Total realistic window:
- For a single, semi-manual demo PR: often 1–3 hours.
- For a production-ready, repeatable setup across multiple medium-sized repos: usually measured in days or weeks because you’re building what OpenHands ships: sandboxing, audit logs, identity, and integrations.
The headline difference: OpenHands front-loads the platform work once, so additional repos and tasks are cheap. Devin-style setups front-load almost nothing in the platform layer, which makes the first PR feel fast but every new repo is another small integration project.
Common Mistakes to Avoid
- Treating a local demo as “onboarding done”:
- How to avoid it: Define “first successful PR” as “agent-generated PR in main VCS, passing CI, subject to your normal review and branch policies.” Anything less is pre-onboarding.
- Skipping governance to move faster:
- How to avoid it: Wire SSO/SAML, RBAC, and sandboxed execution into your first OpenHands deployment.
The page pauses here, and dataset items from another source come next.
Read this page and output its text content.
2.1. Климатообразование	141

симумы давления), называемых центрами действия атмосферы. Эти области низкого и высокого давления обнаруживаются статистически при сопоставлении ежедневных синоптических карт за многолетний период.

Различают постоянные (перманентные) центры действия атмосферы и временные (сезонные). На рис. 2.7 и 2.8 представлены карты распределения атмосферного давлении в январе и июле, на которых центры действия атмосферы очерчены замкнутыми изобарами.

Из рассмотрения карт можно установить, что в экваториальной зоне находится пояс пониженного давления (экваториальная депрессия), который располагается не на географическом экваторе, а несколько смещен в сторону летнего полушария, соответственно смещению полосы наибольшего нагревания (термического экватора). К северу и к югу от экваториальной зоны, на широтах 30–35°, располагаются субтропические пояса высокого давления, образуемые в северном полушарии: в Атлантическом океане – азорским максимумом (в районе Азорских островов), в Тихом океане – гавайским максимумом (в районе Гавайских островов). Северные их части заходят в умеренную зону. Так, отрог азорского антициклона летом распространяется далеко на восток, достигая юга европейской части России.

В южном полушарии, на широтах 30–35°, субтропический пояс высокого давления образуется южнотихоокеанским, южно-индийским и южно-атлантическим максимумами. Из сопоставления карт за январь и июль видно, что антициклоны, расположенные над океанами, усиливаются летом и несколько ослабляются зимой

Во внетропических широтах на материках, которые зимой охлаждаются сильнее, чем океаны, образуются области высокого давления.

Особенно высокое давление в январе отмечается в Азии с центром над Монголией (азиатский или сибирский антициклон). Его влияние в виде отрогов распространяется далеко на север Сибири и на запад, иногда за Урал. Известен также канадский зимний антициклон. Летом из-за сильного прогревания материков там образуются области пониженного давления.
It’s faster to start governed than to retrofit once security gets involved.
Real-World Example
A mid-sized SaaS team (10–15 engineers, monorepo plus a few services) rolled out OpenHands with a clear goal: “From zero to first agent-generated bug fix PR on our core API within a day.”
Their actual timeline:
- Hour 0–0.5: Platform engineer deployed OpenHands to their Kubernetes cluster using the provided Helm chart, configured Anthropic + OpenAI as model providers.
- Hour 0.5–1.25:
- Connected GitHub via a GitHub App, restricted OpenHands to a staging org and the core API repo.
- Enabled SSO via their existing SAML provider and mapped roles to “can trigger agents” vs “read-only.”
- Hour 1.25–1.75:
- Kicked off the first task from the Web GUI: “Fix failing invoice rounding tests and add one regression test per edge case.”
- OpenHands’ agent cloned the repo in its sandbox, reproduced CI failures, patched the calculation function, updated tests, ran the suite, and opened a PR.
- Hour 1.75–2.0: Senior engineer reviewed the diff, confirmed test coverage and behavior, and merged.
From “install the platform” to “first successful PR in a medium-sized, business-critical repo,” the total elapsed time was around 90 minutes, most of it spent on the governance wiring they wanted anyway.
Pro Tip: When you run your first OpenHands task on a medium-sized repo, pick a bug or failing test that’s already captured in CI. It gives the agent a precise failure to chase, shortens iteration loops, and makes it easier to validate that the PR is truly successful.
Summary
“OpenHands vs Devin onboarding: how long from install to first successful PR on a medium-sized repo?” translates into “Do you want a quick, fragile demo or a repeatable, governed pipeline?” With OpenHands, the path from deployment to a CI-passing PR in your real repos typically fits into 30–90 minutes, because the runtime, integrations, and guardrails are part of the platform. Devin-style patterns can produce a one-off PR quickly, but turning that into something your security, platform, and engineering leadership will trust across dozens of repos usually takes significantly longer—and more bespoke work.
If you care about autonomy with visibility—sandboxed runs, audit logs, SSO/RBAC, and model choice—OpenHands is built to make that your default from the very first PR, not a phase-two rewrite.